Please DON'T. Many Scots, Welsh and Irish will find that INCREDIBLY offensive. We AREN'T English, not even if you use a Latinate word for "English" to say so. "Traditional music of the British Isles" will do.


lends itself to expropriation by the BNP because it has so few non-White practitioners and followers/fans and because it appears to consider itself the only "traditional music" in Britain.

The Scottish experience suggests differently. Pretty near any political demonstration by forces on the left will have a Highland piper (or band thereof) near the front.   There might well also be a samba school, but the expectation is that at least a large fraction of people involved in Scottish traditional music can be expected to turn up at any event opposing the sort of thing the BNP stands for. (The only kind of music in Scotland specifically associated with the far right is fife-and-drum band music, as used by the Orange Order).

There are a few non-white performers of Scottish music - mainly on the bagpipes (and that's been routine for decades), but one of the best-known Scottish traditional pub singers in Edinburgh is of Chinese extraction.
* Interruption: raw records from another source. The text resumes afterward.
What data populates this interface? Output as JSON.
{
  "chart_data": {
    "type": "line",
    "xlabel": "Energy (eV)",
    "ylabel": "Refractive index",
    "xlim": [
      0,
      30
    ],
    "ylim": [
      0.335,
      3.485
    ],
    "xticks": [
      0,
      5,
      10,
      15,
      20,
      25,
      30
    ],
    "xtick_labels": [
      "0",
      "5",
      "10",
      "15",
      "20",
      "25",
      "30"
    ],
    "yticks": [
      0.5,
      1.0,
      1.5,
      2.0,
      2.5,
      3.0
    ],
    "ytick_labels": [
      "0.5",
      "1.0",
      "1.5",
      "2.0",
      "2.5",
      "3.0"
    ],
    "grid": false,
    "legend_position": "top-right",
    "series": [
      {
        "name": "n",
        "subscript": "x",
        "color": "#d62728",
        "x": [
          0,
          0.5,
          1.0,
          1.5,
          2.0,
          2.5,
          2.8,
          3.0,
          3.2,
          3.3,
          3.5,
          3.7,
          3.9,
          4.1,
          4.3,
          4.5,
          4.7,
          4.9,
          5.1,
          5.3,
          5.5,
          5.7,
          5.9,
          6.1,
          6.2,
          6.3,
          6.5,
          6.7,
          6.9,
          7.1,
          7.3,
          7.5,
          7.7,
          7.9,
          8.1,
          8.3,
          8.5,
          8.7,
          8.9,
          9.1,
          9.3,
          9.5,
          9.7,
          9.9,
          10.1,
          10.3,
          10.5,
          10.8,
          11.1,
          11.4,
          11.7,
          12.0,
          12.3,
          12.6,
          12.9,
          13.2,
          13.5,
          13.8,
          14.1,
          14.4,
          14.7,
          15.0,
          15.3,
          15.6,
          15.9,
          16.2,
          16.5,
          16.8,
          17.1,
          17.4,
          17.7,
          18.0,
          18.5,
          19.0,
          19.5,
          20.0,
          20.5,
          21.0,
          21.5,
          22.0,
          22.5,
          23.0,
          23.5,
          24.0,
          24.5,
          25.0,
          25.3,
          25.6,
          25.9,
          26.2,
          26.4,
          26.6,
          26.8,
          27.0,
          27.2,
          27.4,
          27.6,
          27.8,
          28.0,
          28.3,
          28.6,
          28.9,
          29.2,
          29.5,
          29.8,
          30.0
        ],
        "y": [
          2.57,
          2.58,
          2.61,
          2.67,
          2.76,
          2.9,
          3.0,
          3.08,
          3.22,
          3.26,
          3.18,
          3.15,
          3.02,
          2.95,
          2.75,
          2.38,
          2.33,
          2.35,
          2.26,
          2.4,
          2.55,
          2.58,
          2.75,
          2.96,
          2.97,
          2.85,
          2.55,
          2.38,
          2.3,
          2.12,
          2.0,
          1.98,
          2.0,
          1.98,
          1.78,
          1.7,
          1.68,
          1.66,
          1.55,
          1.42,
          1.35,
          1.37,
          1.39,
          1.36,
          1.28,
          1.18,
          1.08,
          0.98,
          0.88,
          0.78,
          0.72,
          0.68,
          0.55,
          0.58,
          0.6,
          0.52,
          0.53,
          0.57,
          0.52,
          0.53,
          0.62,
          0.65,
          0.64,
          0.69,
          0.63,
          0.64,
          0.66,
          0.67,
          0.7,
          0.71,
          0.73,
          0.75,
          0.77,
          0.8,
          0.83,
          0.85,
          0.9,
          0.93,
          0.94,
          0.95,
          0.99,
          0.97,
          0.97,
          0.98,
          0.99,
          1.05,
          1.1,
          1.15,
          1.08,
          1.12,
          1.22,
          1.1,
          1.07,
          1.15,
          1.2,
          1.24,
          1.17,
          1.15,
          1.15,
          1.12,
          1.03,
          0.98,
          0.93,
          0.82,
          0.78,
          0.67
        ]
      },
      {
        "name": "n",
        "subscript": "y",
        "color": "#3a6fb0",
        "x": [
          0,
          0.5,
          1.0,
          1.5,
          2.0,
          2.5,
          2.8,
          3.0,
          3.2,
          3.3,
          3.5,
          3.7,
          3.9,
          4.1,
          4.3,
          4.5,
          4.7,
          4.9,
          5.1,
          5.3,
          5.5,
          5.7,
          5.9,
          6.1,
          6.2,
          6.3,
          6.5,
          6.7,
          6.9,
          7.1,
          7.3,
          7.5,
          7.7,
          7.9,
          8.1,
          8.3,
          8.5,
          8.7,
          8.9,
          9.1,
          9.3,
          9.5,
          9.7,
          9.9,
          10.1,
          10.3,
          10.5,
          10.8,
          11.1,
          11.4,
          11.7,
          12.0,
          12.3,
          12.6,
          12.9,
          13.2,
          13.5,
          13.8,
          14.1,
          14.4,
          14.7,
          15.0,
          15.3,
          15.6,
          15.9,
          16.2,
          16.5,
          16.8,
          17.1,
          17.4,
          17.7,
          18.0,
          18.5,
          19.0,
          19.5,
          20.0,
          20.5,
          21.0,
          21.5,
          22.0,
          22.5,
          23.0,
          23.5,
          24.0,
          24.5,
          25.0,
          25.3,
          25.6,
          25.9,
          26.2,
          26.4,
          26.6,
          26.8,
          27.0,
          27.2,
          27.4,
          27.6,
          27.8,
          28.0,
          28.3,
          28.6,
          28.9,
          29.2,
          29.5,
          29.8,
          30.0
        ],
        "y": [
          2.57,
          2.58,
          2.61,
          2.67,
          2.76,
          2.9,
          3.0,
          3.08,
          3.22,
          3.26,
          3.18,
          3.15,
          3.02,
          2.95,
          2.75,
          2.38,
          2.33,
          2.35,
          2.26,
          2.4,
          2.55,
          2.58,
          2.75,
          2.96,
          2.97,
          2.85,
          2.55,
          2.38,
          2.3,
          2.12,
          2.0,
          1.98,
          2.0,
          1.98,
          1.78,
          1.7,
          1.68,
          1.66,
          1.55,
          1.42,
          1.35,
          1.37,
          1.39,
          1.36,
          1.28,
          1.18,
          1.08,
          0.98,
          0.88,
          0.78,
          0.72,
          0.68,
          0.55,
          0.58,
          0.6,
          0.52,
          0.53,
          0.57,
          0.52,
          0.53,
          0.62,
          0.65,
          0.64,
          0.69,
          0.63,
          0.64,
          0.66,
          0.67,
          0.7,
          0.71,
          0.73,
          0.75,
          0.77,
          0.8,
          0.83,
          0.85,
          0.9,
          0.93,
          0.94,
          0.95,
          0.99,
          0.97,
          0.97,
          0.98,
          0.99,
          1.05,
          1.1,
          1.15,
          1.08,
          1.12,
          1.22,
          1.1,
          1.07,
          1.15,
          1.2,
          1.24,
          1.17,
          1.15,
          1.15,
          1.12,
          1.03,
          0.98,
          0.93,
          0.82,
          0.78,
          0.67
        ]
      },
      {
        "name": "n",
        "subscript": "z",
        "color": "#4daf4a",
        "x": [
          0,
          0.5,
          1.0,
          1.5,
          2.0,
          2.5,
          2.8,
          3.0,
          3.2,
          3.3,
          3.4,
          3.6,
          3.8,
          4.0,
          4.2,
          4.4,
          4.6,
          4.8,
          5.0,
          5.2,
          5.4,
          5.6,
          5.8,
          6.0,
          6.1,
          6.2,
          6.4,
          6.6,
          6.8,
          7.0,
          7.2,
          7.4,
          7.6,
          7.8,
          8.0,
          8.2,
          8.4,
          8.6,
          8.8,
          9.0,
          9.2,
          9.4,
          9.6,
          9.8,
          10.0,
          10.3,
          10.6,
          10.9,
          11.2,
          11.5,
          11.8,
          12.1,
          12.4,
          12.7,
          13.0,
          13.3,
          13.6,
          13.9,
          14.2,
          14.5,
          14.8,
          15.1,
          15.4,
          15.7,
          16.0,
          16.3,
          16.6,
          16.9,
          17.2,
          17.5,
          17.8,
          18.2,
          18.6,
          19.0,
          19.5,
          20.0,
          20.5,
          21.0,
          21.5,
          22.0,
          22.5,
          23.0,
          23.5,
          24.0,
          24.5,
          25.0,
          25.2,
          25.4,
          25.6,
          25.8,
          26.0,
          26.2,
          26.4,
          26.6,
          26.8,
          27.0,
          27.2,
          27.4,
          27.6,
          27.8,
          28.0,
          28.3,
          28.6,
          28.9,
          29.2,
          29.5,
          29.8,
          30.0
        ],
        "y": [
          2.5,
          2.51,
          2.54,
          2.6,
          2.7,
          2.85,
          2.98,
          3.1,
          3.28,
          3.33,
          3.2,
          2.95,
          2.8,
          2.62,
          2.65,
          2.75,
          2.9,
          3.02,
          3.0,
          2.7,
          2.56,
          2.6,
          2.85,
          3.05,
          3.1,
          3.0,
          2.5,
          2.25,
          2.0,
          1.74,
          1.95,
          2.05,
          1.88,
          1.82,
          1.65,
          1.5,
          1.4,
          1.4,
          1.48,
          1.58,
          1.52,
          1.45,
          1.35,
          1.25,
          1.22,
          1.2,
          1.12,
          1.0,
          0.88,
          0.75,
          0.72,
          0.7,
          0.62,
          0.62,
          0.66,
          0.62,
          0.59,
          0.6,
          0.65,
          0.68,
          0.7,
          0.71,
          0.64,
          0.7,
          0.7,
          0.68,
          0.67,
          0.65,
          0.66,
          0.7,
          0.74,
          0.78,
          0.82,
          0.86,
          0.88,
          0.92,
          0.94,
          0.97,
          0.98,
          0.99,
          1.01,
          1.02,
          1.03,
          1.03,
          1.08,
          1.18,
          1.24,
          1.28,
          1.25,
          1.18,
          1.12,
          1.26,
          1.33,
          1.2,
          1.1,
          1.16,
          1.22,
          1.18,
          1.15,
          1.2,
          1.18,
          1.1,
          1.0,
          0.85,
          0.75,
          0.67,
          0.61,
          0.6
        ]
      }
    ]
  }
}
Getting morris sides at the front of English anti-fascist demos, and covered by the media when doing it, would help.


In addition, the acceptance of songs with the "N" word, if that does occur as I read on Mudcat,

Fairly unusual - I don't think I've ever heard that in a British folk performance, even one of the most antiquarian variety - but remember that the word itself doesn't carry quite the same nightmare emotional freight that it does in the US.

At any rate there is absolutely NO chance that you would hear the word used in a British folk performance in a context where it would lend support to fascists.


and the custom of blackening up don't help answer any charge that might come (and I do believe will come) from people who are/will be far less friendly to your (our) cause than me.

Blackening up really is an irrelevance. It doesn't historically have anything to do with African people or images of them, and it isn't generally perceived to be related to racial issues, even by racists. Blacked-up dance teams look more like mineworkers coming off shift than anything else. It's crazy to try and pick a fight with people who perform in that tradition - more likely to lose allies for the anti-fascist movement and create new friends for the BNP.